Saturday, July 12, 2008 Batuhan: Band-Aid waiting for a cut (conclusion) By Allan S.B.Batuhan Foreign Exchange
SO what indeed happened to the Scottish factory that my former employer used to own, the one that was implementing the UK forerunner to what is now the ISO 9000+ series of quality standards? Well, the factory became a shopping mall, and all the standards that it documented came to naught, as the Brits themselves like to say?
But why? Didn’t the adoption of leading edge quality standards ensure its survival? And if it did, why did the factory shut down? Of what use where the standards that it implemented in the first place?
Well, in this case—as they were quality standards for manufacturing and not for a retail business–not much, as it turns out!
At this point, it is perhaps useful to have a bit of a background on what was happening to the industry at the time.
The late 80s and early 90s were years of radical shifts within the global clothing and apparel industry. Prompted by rising costs of production in western markets, producers and consumers alike looked offshore for cheaper sources of raw material and finished products. And find cheaper sources for both they did.
This was the time when the Philippines and its neighbors were sharing in the spoils of the Asian garment manufacturing boom. Led by the large American retailers, every other importer of clothing and apparel into western markets was sourcing from Asia, South America or the Caribbean—all low cost locations from where imported components could be put together into the final product.
This was also the time that the factories of the industrializing economies of Asia—most notably those of India and China—begun turning out cheaper and cheaper textile products, to compete with those produced in the factories of the West—factories similar to the one in Scotland which I had described.
Sure, the products being produced by the factory in Scotland were of a much higher “quality” that those produced in the Far East, but this did matter in the end? Well, it might have, but not if the price differential was significant enough.
True, textile products made in China and India were of perceptibly lower standard. But because they were priced to the customers’ satisfaction, this fact mattered little to them. As far as they were concerned, the slight drop in absolute quality was more than compensated for by the significant reduction in price.
In other words, in relative (to price) terms, the Asian products were made to a much higher standard than the European ones.
This is where, to me—looking at it from an objective customer’s standpoint—BS 5750 (or today’s ISO 9000+ series of standards) did not properly address the problem that the factory was facing.

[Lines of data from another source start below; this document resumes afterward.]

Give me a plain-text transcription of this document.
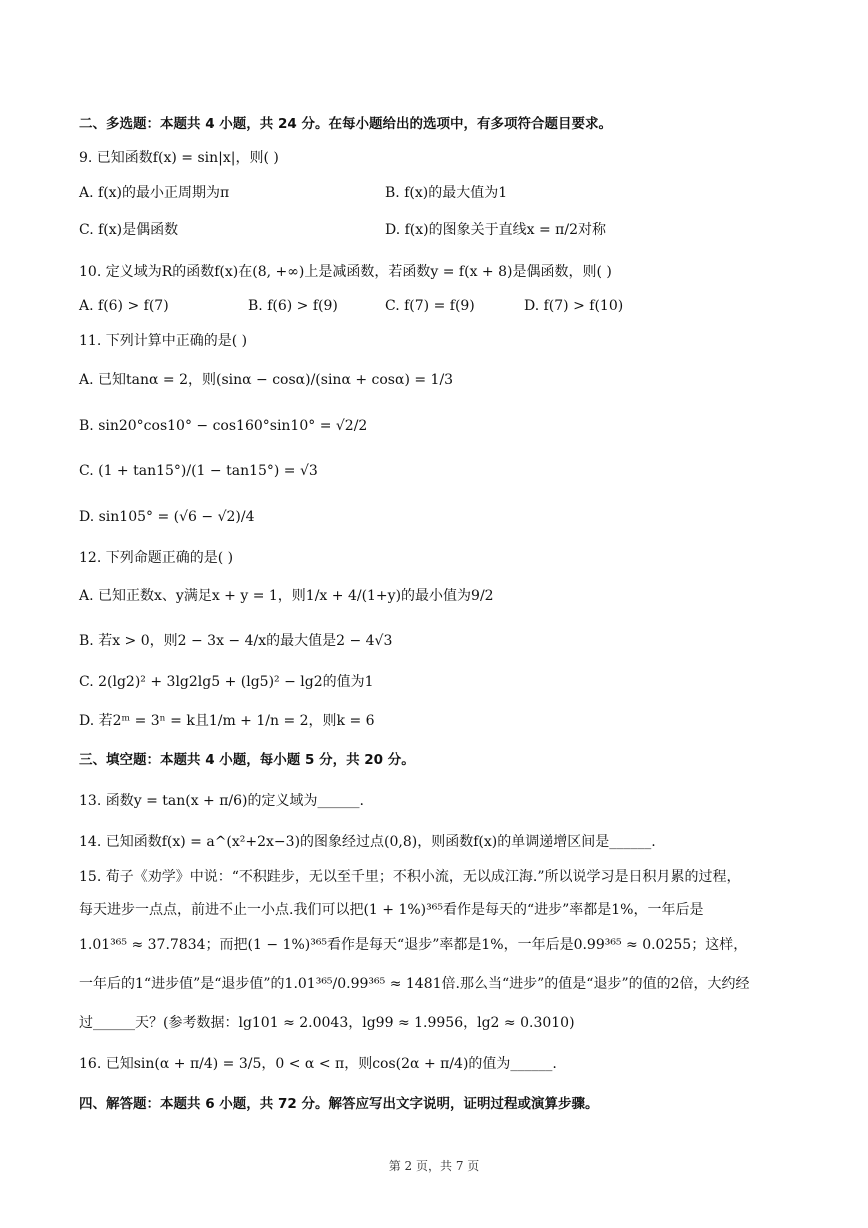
二、多选题：本题共 4 小题，共 24 分。在每小题给出的选项中，有多项符合题目要求。
9. 已知函数f(x) = sin|x|，则( )
A. f(x)的最小正周期为π	B. f(x)的最大值为1
C. f(x)是偶函数	D. f(x)的图象关于直线x = π/2对称
10. 定义域为R的函数f(x)在(8, +∞)上是减函数，若函数y = f(x + 8)是偶函数，则( )
A. f(6) > f(7)	B. f(6) > f(9)	C. f(7) = f(9)	D. f(7) > f(10)
11. 下列计算中正确的是( )
A. 已知tanα = 2，则(sinα − cosα)/(sinα + cosα) = 1/3
B. sin20°cos10° − cos160°sin10° = √2/2
C. (1 + tan15°)/(1 − tan15°) = √3
D. sin105° = (√6 − √2)/4
12. 下列命题正确的是( )
A. 已知正数x、y满足x + y = 1，则1/x + 4/(1+y)的最小值为9/2
B. 若x > 0，则2 − 3x − 4/x的最大值是2 − 4√3
C. 2(lg2)² + 3lg2lg5 + (lg5)² − lg2的值为1
D. 若2ᵐ = 3ⁿ = k且1/m + 1/n = 2，则k = 6
三、填空题：本题共 4 小题，每小题 5 分，共 20 分。
13. 函数y = tan(x + π/6)的定义域为______.
14. 已知函数f(x) = a^(x²+2x−3)的图象经过点(0,8)，则函数f(x)的单调递增区间是______.
15. 荀子《劝学》中说：“不积跬步，无以至千里；不积小流，无以成江海.”所以说学习是日积月累的过程，
每天进步一点点，前进不止一小点.我们可以把(1 + 1%)³⁶⁵看作是每天的“进步”率都是1%，一年后是
1.01³⁶⁵ ≈ 37.7834；而把(1 − 1%)³⁶⁵看作是每天“退步”率都是1%，一年后是0.99³⁶⁵ ≈ 0.0255；这样，
一年后的1“进步值”是“退步值”的1.01³⁶⁵/0.99³⁶⁵ ≈ 1481倍.那么当“进步”的值是“退步”的值的2倍，大约经
过______天？(参考数据：lg101 ≈ 2.0043，lg99 ≈ 1.9956，lg2 ≈ 0.3010)
16. 已知sin(α + π/4) = 3/5，0 < α < π，则cos(2α + π/4)的值为______.
四、解答题：本题共 6 小题，共 72 分。解答应写出文字说明，证明过程或演算步骤。
第 2 页，共 7 页
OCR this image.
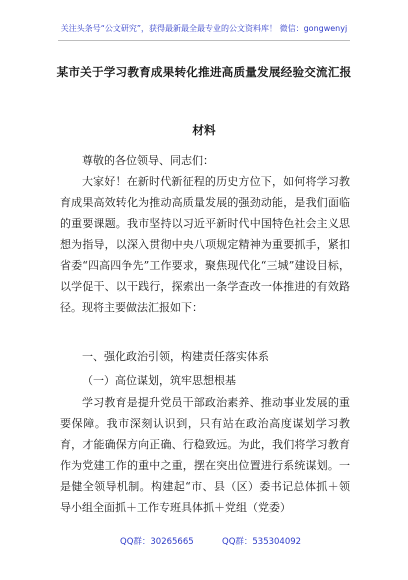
关注头条号“公文研究”，获得最新最全最专业的公文资料库！ 微信：gongwenyj
某市关于学习教育成果转化推进高质量发展经验交流汇报
材料
尊敬的各位领导、同志们：

大家好！在新时代新征程的历史方位下，如何将学习教育成果高效转化为推动高质量发展的强劲动能，是我们面临的重要课题。我市坚持以习近平新时代中国特色社会主义思想为指导，以深入贯彻中央八项规定精神为重要抓手，紧扣省委“四高四争先”工作要求，聚焦现代化“三城”建设目标，以学促干、以干践行，探索出一条学查改一体推进的有效路径。现将主要做法汇报如下：

一、强化政治引领，构建责任落实体系
（一）高位谋划，筑牢思想根基

学习教育是提升党员干部政治素养、推动事业发展的重要保障。我市深刻认识到，只有站在政治高度谋划学习教育，才能确保方向正确、行稳致远。为此，我们将学习教育作为党建工作的重中之重，摆在突出位置进行系统谋划。一是健全领导机制。构建起“市、县（区）委书记总体抓＋领导小组全面抓＋工作专班具体抓＋党组（党委）

QQ群：30265665	QQ群：535304092
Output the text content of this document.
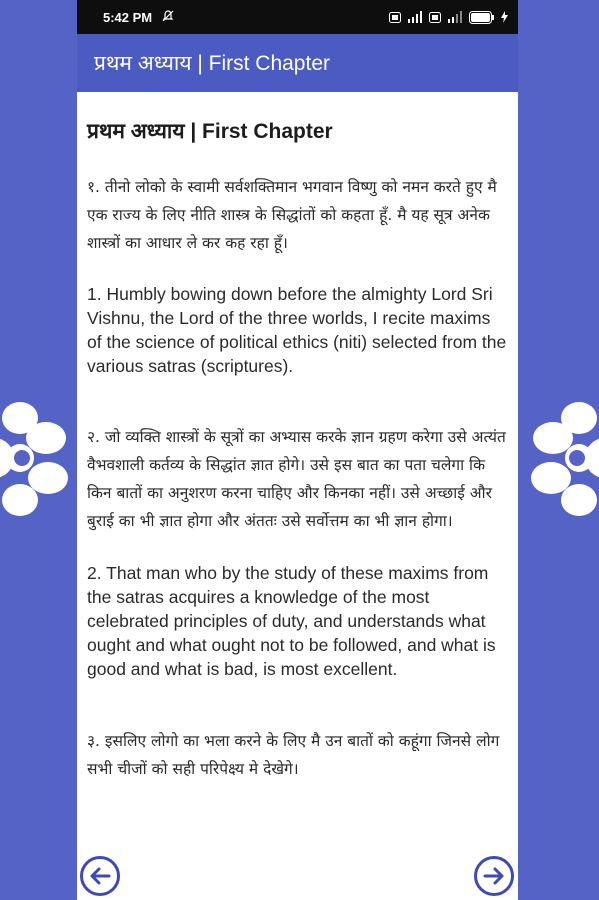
5:42 PM
प्रथम अध्याय | First Chapter
प्रथम अध्याय | First Chapter

१. तीनो लोको के स्वामी सर्वशक्तिमान भगवान विष्णु को नमन करते हुए मै एक राज्य के लिए नीति शास्त्र के सिद्धांतों को कहता हूँ. मै यह सूत्र अनेक शास्त्रों का आधार ले कर कह रहा हूँ।

1. Humbly bowing down before the almighty Lord Sri Vishnu, the Lord of the three worlds, I recite maxims of the science of political ethics (niti) selected from the various satras (scriptures).

२. जो व्यक्ति शास्त्रों के सूत्रों का अभ्यास करके ज्ञान ग्रहण करेगा उसे अत्यंत वैभवशाली कर्तव्य के सिद्धांत ज्ञात होगे। उसे इस बात का पता चलेगा कि किन बातों का अनुशरण करना चाहिए और किनका नहीं। उसे अच्छाई और बुराई का भी ज्ञात होगा और अंततः उसे सर्वोत्तम का भी ज्ञान होगा।

2. That man who by the study of these maxims from the satras acquires a knowledge of the most celebrated principles of duty, and understands what ought and what ought not to be followed, and what is good and what is bad, is most excellent.

३. इसलिए लोगो का भला करने के लिए मै उन बातों को कहूंगा जिनसे लोग सभी चीजों को सही परिपेक्ष्य मे देखेगे।
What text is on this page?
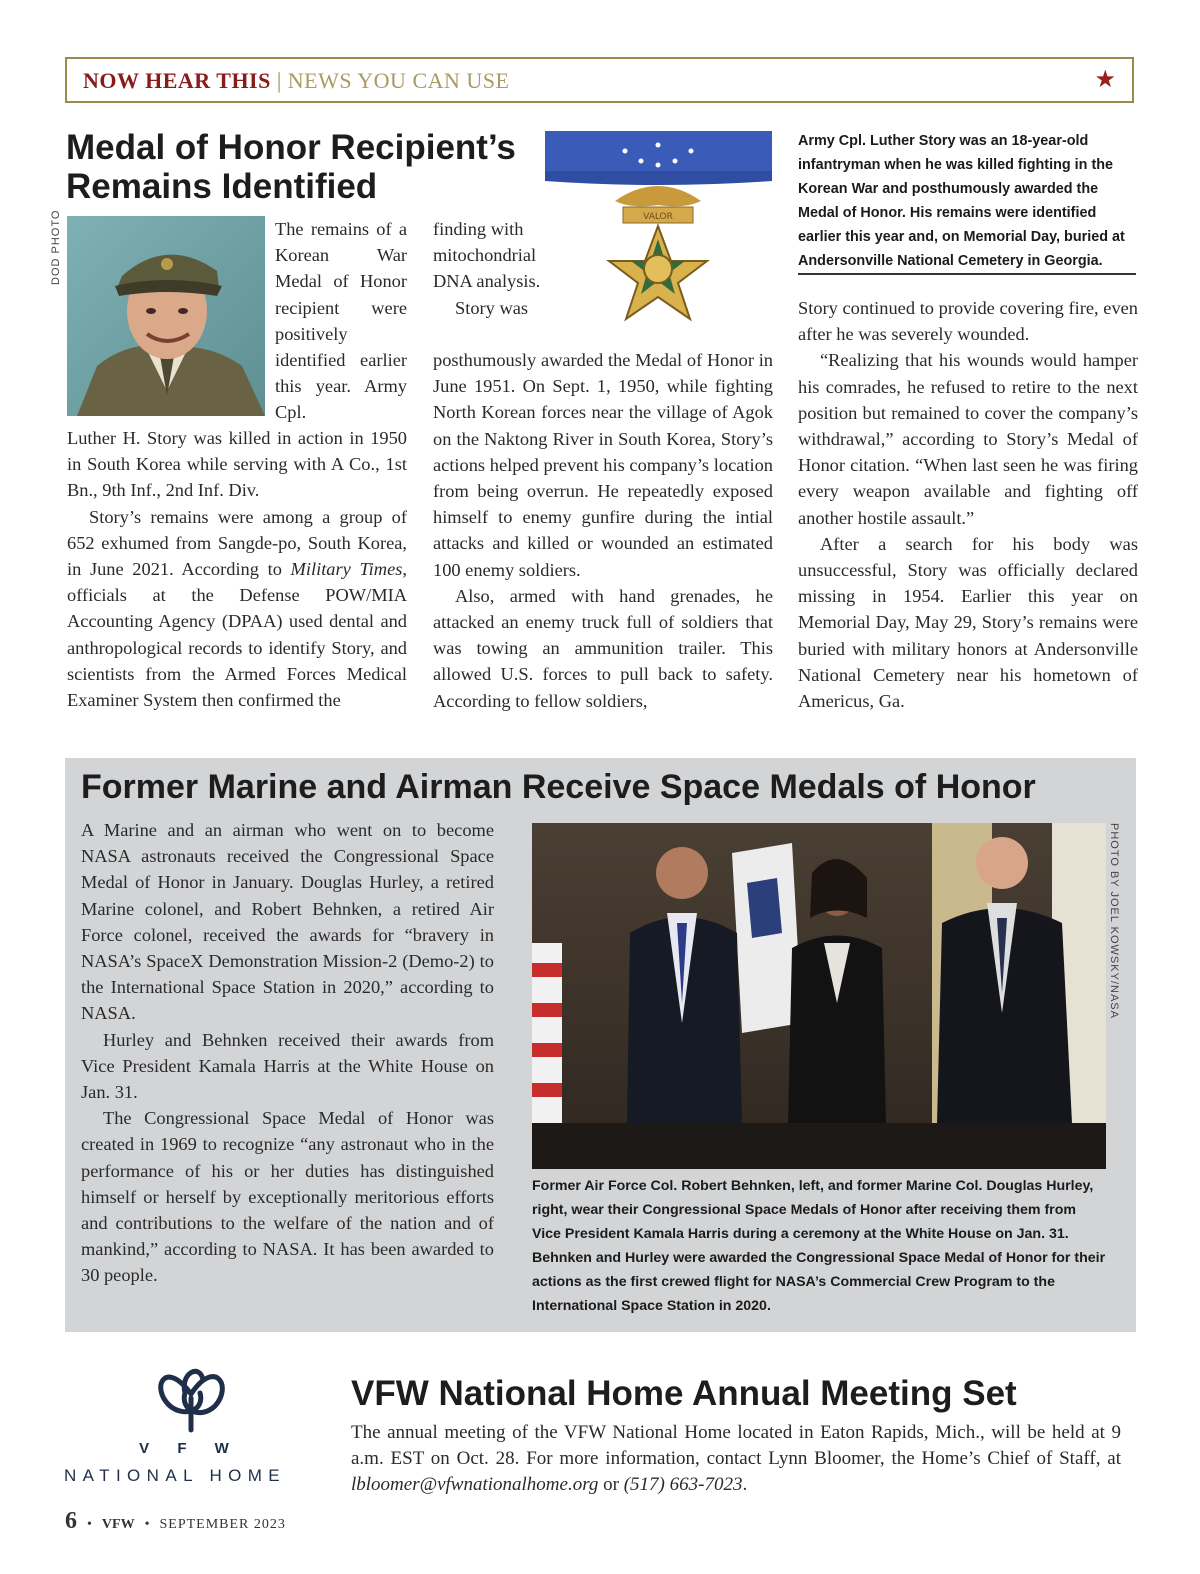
NOW HEAR THIS | NEWS YOU CAN USE	★
Medal of Honor Recipient’s
Remains Identified
DOD PHOTO	The remains of a Korean War Medal of Honor recipient were positively identified earlier this year. Army Cpl.

Luther H. Story was killed in action in 1950 in South Korea while serving with A Co., 1st Bn., 9th Inf., 2nd Inf. Div.

Story’s remains were among a group of 652 exhumed from Sangde-po, South Korea, in June 2021. According to Military Times, officials at the Defense POW/MIA Accounting Agency (DPAA) used dental and anthropological records to identify Story, and scientists from the Armed Forces Medical Examiner System then confirmed the

VALOR

finding with mitochondrial DNA analysis.

Story was

posthumously awarded the Medal of Honor in June 1951. On Sept. 1, 1950, while fighting North Korean forces near the village of Agok on the Naktong River in South Korea, Story’s actions helped prevent his company’s location from being overrun. He repeatedly exposed himself to enemy gunfire during the intial attacks and killed or wounded an estimated 100 enemy soldiers.

Also, armed with hand grenades, he attacked an enemy truck full of soldiers that was towing an ammunition trailer. This allowed U.S. forces to pull back to safety. According to fellow soldiers,

Army Cpl. Luther Story was an 18-year-old infantryman when he was killed fighting in the Korean War and posthumously awarded the Medal of Honor. His remains were identified earlier this year and, on Memorial Day, buried at Andersonville National Cemetery in Georgia.

Story continued to provide covering fire, even after he was severely wounded.

“Realizing that his wounds would hamper his comrades, he refused to retire to the next position but remained to cover the company’s withdrawal,” according to Story’s Medal of Honor citation. “When last seen he was firing every weapon available and fighting off another hostile assault.”

After a search for his body was unsuccessful, Story was officially declared missing in 1954. Earlier this year on Memorial Day, May 29, Story’s remains were buried with military honors at Andersonville National Cemetery near his hometown of Americus, Ga.

Former Marine and Airman Receive Space Medals of Honor

A Marine and an airman who went on to become NASA astronauts received the Congressional Space Medal of Honor in January. Douglas Hurley, a retired Marine colonel, and Robert Behnken, a retired Air Force colonel, received the awards for “bravery in NASA’s SpaceX Demonstration Mission-2 (Demo-2) to the International Space Station in 2020,” according to NASA.

Hurley and Behnken received their awards from Vice President Kamala Harris at the White House on Jan. 31.

The Congressional Space Medal of Honor was created in 1969 to recognize “any astronaut who in the performance of his or her duties has distinguished himself or herself by exceptionally meritorious efforts and contributions to the welfare of the nation and of mankind,” according to NASA. It has been awarded to 30 people.

PHOTO BY JOEL KOWSKY/NASA
Former Air Force Col. Robert Behnken, left, and former Marine Col. Douglas Hurley, right, wear their Congressional Space Medals of Honor after receiving them from Vice President Kamala Harris during a ceremony at the White House on Jan. 31. Behnken and Hurley were awarded the Congressional Space Medal of Honor for their actions as the first crewed flight for NASA’s Commercial Crew Program to the International Space Station in 2020.
V F W
NATIONAL HOME
VFW National Home Annual Meeting Set

The annual meeting of the VFW National Home located in Eaton Rapids, Mich., will be held at 9 a.m. EST on Oct. 28. For more information, contact Lynn Bloomer, the Home’s Chief of Staff, at lbloomer@vfwnationalhome.org or (517) 663-7023.

6 • VFW • SEPTEMBER 2023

Conversely, this was also where the Far Eastern factories were better able to satisfy Western consumers’ perception of value than their competitors based in the West.
One of my former professors at the Asian Institute of Management (AIM) once put the logic of the implementation of quality standards in very simple terms. He said: “If you have a design that calls for a house with the roof on the floor, and the floor at the top, and you want to have a manufacturing system that allows you to build such a house in the thousands, with each unit made exactly like the one before it – then implementing a manufacturing quality standard is exactly what you need.”
It seems that in trying to apply the generic solution of “quality” to a problem that was really one of strategic fit to Western consumers’ changing perception of value, the Scottish factory was addressing the wrong issue.
And the price it paid for that mistake was a costly one indeed.